La seconde contestation portait sur le caractère prétendument excessif de la peine que Dotcom risquait aux États-Unis. Son avocat a soutenu qu'une condamnation pourrait entraîner une peine de 30 à 150 ans de réclusion fédérale, soit un choc pour la conscience des Néo-Zélandais informés. Le ministre de la Justice, Paul Goldsmith, avait déjà examiné ces éléments avant de signer l'ordre d'extradition, en s'appuyant sur un avis d'expert. Selon cet expert, la peine comparable en Nouvelle-Zélande pour des faits similaires se situerait entre 12 et 15 ans, bien loin de la fourchette américaine. Mais Goldsmith avait estimé que, vu l'ampleur des infractions présumées, cette disparité ne heurtait pas suffisamment la conscience collective pour justifier un blocage.

La Cour d'appel a confirmé cette analyse. Elle a écarté l'argument selon lequel il fallait comparer la peine américaine avec les sentences effectivement prononcées contre Ortmann et van der Kolk, qui ont écopé respectivement d'environ 30 et 31 mois de prison en Nouvelle-Zélande. Les juges ont précisé que la comparaison pertinente devait se faire entre la peine probable aux États-Unis et la peine qui serait prononcée en Nouvelle-Zélande pour les mêmes faits, non avec les peines réduites obtenues par des plaider-coupable. Par ailleurs, la cour a rejeté l'idée que Dotcom risquait une « peine incompressible à perpétuité » contraire au droit international. Elle a noté que le système américain prévoit des mécanismes de libération pour raisons humanitaires et de clémence exécutive, permettant de réduire une peine.

Vers un ultime recours

Avec cette décision, Kim Dotcom voit se refermer l'une des dernières portes judiciaires. Ses avocats ont indiqué qu'ils porteraient l'affaire devant la Cour suprême de Nouvelle-Zélande, la plus haute instance du pays. Dotcom, qui réside en Nouvelle-Zélande depuis plusieurs années, n'a jamais cessé de clamer son innocence.
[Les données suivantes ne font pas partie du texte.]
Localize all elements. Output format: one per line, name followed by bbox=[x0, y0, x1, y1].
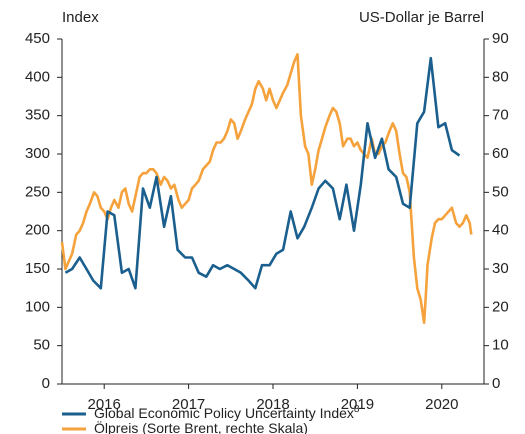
y2-tick-label: 70 bbox=[492, 107, 509, 124]
y-tick-label: 150 bbox=[25, 260, 50, 277]
y2-tick-label: 20 bbox=[492, 298, 509, 315]
x-tick-label: 2018 bbox=[256, 396, 289, 413]
legend-footnote: 8 bbox=[354, 404, 360, 415]
legend-label: Global Economic Policy Uncertainty Index… bbox=[94, 404, 360, 421]
y-tick-label: 400 bbox=[25, 68, 50, 85]
x-tick-label: 2017 bbox=[172, 396, 205, 413]
legend-name: Global Economic Policy Uncertainty Index bbox=[94, 405, 354, 421]
y-tick-label: 450 bbox=[25, 30, 50, 47]
y-axis-label: Index bbox=[62, 9, 99, 26]
y2-tick-label: 80 bbox=[492, 68, 509, 85]
y2-tick-label: 60 bbox=[492, 145, 509, 162]
y-tick-label: 50 bbox=[33, 337, 50, 354]
line-series bbox=[64, 56, 461, 290]
y2-tick-label: 90 bbox=[492, 30, 509, 47]
x-tick-label: 2019 bbox=[341, 396, 374, 413]
x-tick-label: 2020 bbox=[425, 396, 458, 413]
line-series bbox=[60, 53, 473, 324]
y-tick-label: 0 bbox=[42, 375, 50, 392]
y2-tick-label: 0 bbox=[492, 375, 500, 392]
y-tick-label: 200 bbox=[25, 222, 50, 239]
y-tick-label: 250 bbox=[25, 183, 50, 200]
y-tick-label: 100 bbox=[25, 298, 50, 315]
y2-tick-label: 30 bbox=[492, 260, 509, 277]
y2-tick-label: 40 bbox=[492, 222, 509, 239]
y2-axis-label: US-Dollar je Barrel bbox=[359, 9, 484, 26]
y2-tick-label: 50 bbox=[492, 183, 509, 200]
y-tick-label: 350 bbox=[25, 107, 50, 124]
x-tick-label: 2016 bbox=[88, 396, 121, 413]
y-tick-label: 300 bbox=[25, 145, 50, 162]
legend-label: Ölpreis (Sorte Brent, rechte Skala) bbox=[94, 419, 308, 434]
legend-name: Ölpreis (Sorte Brent, rechte Skala) bbox=[94, 419, 308, 434]
y2-tick-label: 10 bbox=[492, 337, 509, 354]
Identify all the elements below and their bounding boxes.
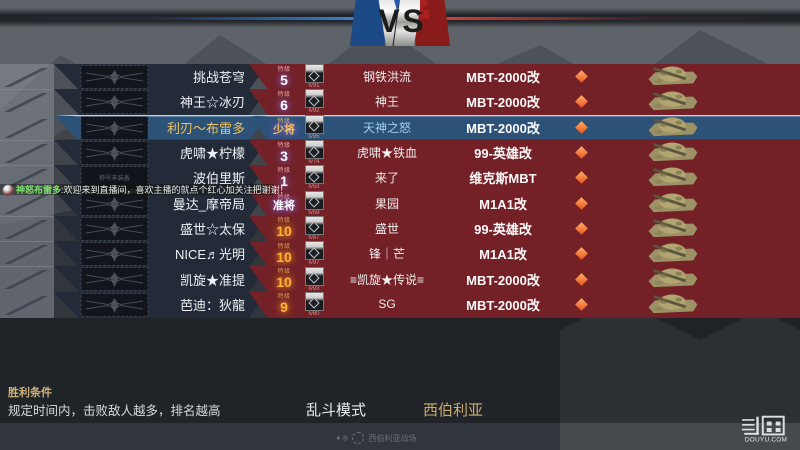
svg-text:DOUYU.COM: DOUYU.COM bbox=[745, 437, 787, 444]
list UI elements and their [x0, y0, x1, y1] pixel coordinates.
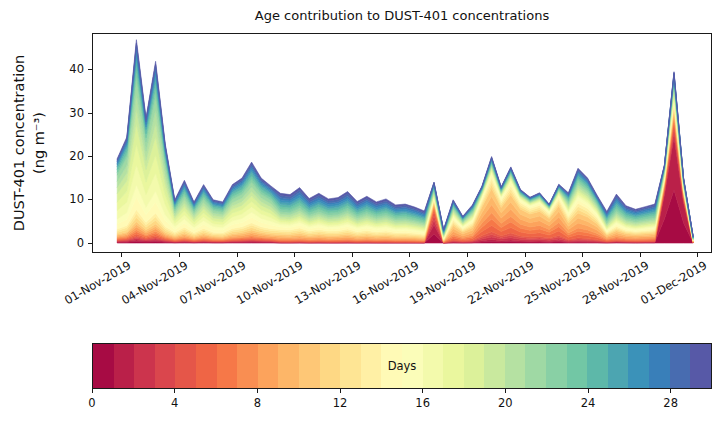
colorbar-tick-label: 20: [485, 396, 525, 410]
chart-title: Age contribution to DUST-401 concentrati…: [92, 8, 712, 23]
colorbar-tick-mark: [588, 389, 589, 393]
x-tick-mark: [409, 253, 410, 257]
x-tick-mark: [179, 253, 180, 257]
colorbar-tick-mark: [670, 389, 671, 393]
y-tick-label: 10: [54, 192, 84, 206]
colorbar-tick-label: 24: [568, 396, 608, 410]
y-tick-mark: [88, 69, 92, 70]
x-tick-mark: [352, 253, 353, 257]
colorbar-tick-label: 28: [651, 396, 691, 410]
colorbar-tick-label: 8: [237, 396, 277, 410]
y-tick-label: 0: [54, 236, 84, 250]
y-axis-label: DUST-401 concentration (ng m⁻³): [10, 23, 49, 263]
colorbar-tick-label: 0: [72, 396, 112, 410]
y-tick-mark: [88, 243, 92, 244]
y-tick-mark: [88, 156, 92, 157]
colorbar-tick-label: 16: [403, 396, 443, 410]
colorbar-tick-label: 12: [320, 396, 360, 410]
x-tick-mark: [525, 253, 526, 257]
colorbar-tick-mark: [340, 389, 341, 393]
y-tick-mark: [88, 199, 92, 200]
colorbar-tick-mark: [174, 389, 175, 393]
x-tick-mark: [121, 253, 122, 257]
x-tick-mark: [294, 253, 295, 257]
colorbar-tick-mark: [257, 389, 258, 393]
x-tick-mark: [237, 253, 238, 257]
x-tick-mark: [640, 253, 641, 257]
colorbar-label: Days: [92, 359, 712, 373]
y-tick-label: 40: [54, 62, 84, 76]
x-tick-mark: [467, 253, 468, 257]
colorbar-tick-mark: [92, 389, 93, 393]
colorbar-tick-label: 4: [155, 396, 195, 410]
figure: Age contribution to DUST-401 concentrati…: [0, 0, 721, 425]
x-tick-mark: [697, 253, 698, 257]
y-tick-mark: [88, 113, 92, 114]
colorbar-tick-mark: [505, 389, 506, 393]
y-tick-label: 20: [54, 149, 84, 163]
x-tick-mark: [582, 253, 583, 257]
plot-frame: [92, 33, 712, 253]
colorbar-tick-mark: [422, 389, 423, 393]
y-tick-label: 30: [54, 106, 84, 120]
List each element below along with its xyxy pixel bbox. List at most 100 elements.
Il est accusé outre-Atlantique de douze chefs d'inculpation, parmi lesquels violation massive du droit d'auteur, racket et fraude électronique. Son empire Megaupload, qui comptait des millions d'utilisateurs, est présenté par le gouvernement américain comme une entreprise criminelle ayant généré des dizaines de millions de dollars grâce au piratage.
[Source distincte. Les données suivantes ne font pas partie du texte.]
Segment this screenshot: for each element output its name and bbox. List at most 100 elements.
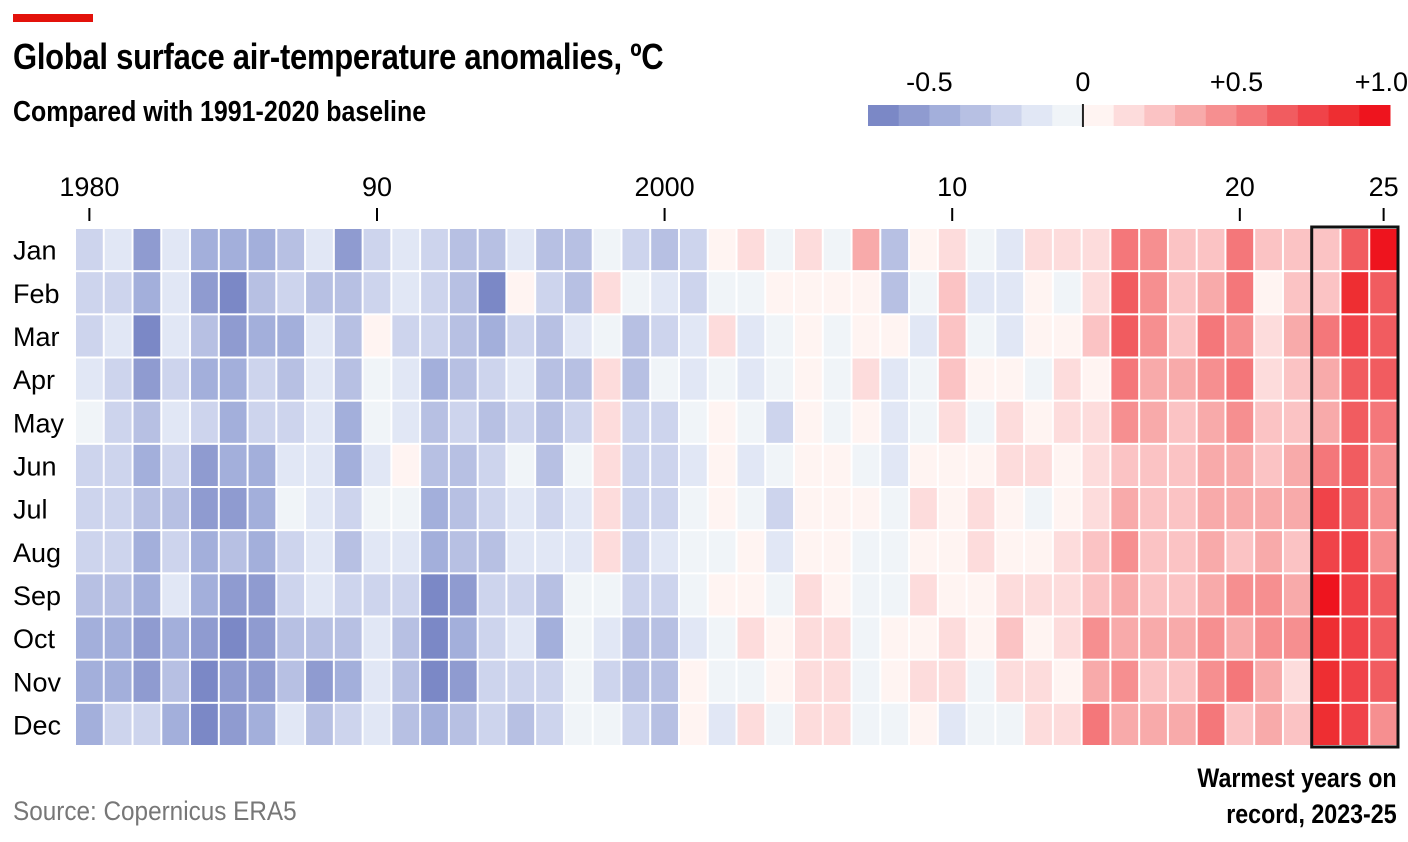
cell-aug-2015 [1082,531,1110,573]
cell-nov-2012 [996,660,1024,702]
cell-mar-1990 [363,315,391,357]
cell-oct-1981 [104,617,132,659]
month-label: Nov [13,667,62,697]
cell-sep-1988 [306,574,333,616]
cell-sep-2002 [708,574,736,616]
cell-sep-2001 [679,574,707,616]
cell-oct-2025 [1370,617,1397,659]
cell-oct-2006 [823,617,851,659]
cell-jun-2008 [881,444,909,486]
legend-tick-label: 0 [1075,67,1090,97]
cell-dec-1981 [104,703,132,745]
cell-jun-1980 [76,444,103,486]
cell-nov-1988 [306,660,333,702]
cell-apr-1999 [622,358,650,400]
cell-jul-1996 [536,488,563,530]
cell-nov-2000 [651,660,678,702]
cell-feb-2023 [1312,272,1340,314]
cell-apr-2018 [1168,358,1196,400]
cell-jul-1994 [478,488,506,530]
cell-mar-2003 [737,315,765,357]
cell-nov-1987 [277,660,305,702]
cell-dec-2020 [1226,703,1254,745]
cell-oct-2016 [1111,617,1139,659]
cell-nov-1986 [248,660,276,702]
cell-jun-2018 [1168,444,1196,486]
cell-aug-2003 [737,531,765,573]
cell-jun-1985 [219,444,247,486]
cell-apr-1985 [219,358,247,400]
cell-aug-2002 [708,531,736,573]
legend-swatch [1113,105,1145,126]
cell-dec-2000 [651,703,678,745]
cell-dec-2016 [1111,703,1139,745]
cell-mar-1987 [277,315,305,357]
cell-feb-1990 [363,272,391,314]
month-label: May [13,408,65,438]
cell-apr-2011 [967,358,995,400]
cell-jul-2009 [910,488,937,530]
cell-jun-1996 [536,444,563,486]
cell-mar-2009 [910,315,937,357]
cell-jun-1993 [449,444,477,486]
cell-feb-1986 [248,272,276,314]
cell-aug-1993 [449,531,477,573]
cell-mar-2010 [938,315,966,357]
cell-may-2010 [938,401,966,443]
cell-aug-2012 [996,531,1024,573]
cell-jan-2023 [1312,229,1340,271]
cell-jan-1986 [248,229,276,271]
cell-mar-2019 [1197,315,1225,357]
cell-jun-2023 [1312,444,1340,486]
cell-nov-1992 [421,660,448,702]
cell-sep-2008 [881,574,909,616]
cell-jun-2019 [1197,444,1225,486]
cell-feb-1989 [334,272,362,314]
cell-oct-1982 [133,617,161,659]
legend-swatch [990,105,1023,126]
cell-oct-1993 [449,617,477,659]
cell-jun-1988 [306,444,333,486]
cell-aug-2013 [1025,531,1052,573]
cell-jul-2016 [1111,488,1139,530]
cell-mar-2001 [679,315,707,357]
cell-dec-1991 [392,703,420,745]
legend-swatch [1328,105,1360,126]
cell-jul-2006 [823,488,851,530]
cell-jan-2017 [1140,229,1167,271]
cell-apr-2023 [1312,358,1340,400]
cell-feb-1991 [392,272,420,314]
cell-aug-1997 [564,531,592,573]
cell-nov-1990 [363,660,391,702]
cell-oct-2005 [795,617,822,659]
cell-dec-1995 [507,703,535,745]
cell-apr-1998 [593,358,621,400]
cell-apr-2013 [1025,358,1052,400]
cell-nov-2002 [708,660,736,702]
cell-aug-2021 [1255,531,1282,573]
cell-mar-1991 [392,315,420,357]
cell-jul-1992 [421,488,448,530]
cell-aug-2016 [1111,531,1139,573]
month-label: Jun [13,451,57,481]
cell-apr-2012 [996,358,1024,400]
month-label: Sep [13,581,61,611]
cell-mar-1994 [478,315,506,357]
cell-jan-2021 [1255,229,1282,271]
cell-jul-1986 [248,488,276,530]
cell-aug-2019 [1197,531,1225,573]
cell-aug-1995 [507,531,535,573]
cell-may-2015 [1082,401,1110,443]
cell-jan-2014 [1053,229,1081,271]
cell-sep-2000 [651,574,678,616]
legend-swatch [1359,105,1391,126]
cell-jan-1998 [593,229,621,271]
cell-aug-1999 [622,531,650,573]
cell-mar-2022 [1283,315,1311,357]
legend-swatch [1144,105,1176,126]
cell-jun-2001 [679,444,707,486]
cell-aug-2009 [910,531,937,573]
cell-jul-2010 [938,488,966,530]
cell-dec-1999 [622,703,650,745]
cell-jun-2007 [852,444,880,486]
L'affaire a également suscité un débat sur les différences entre les systèmes juridiques. En Nouvelle-Zélande, contrairement au Royaume-Uni, il n'existe pas de règle dite du « forum bar » qui permettrait à un juge de bloquer l'extradition si le procès peut se tenir localement. Ce vide juridique a été dénoncé par la défense de Dotcom comme une iniquité. Les frais de procédure ont été mis à la charge du fondateur de Megaupload.

Pour l'heure, l'extradition n'est pas immédiatement exécutable : Dotcom conserve la possibilité de demander un réexamen par la Cour suprême. Mais si celle-ci refuse d'entendre l'affaire ou confirme la décision de la Cour d'appel, les autorités américaines pourront alors prendre des dispositions pour son transfert. La bataille judiciaire, qui aura coûté des millions de dollars, touche à sa fin.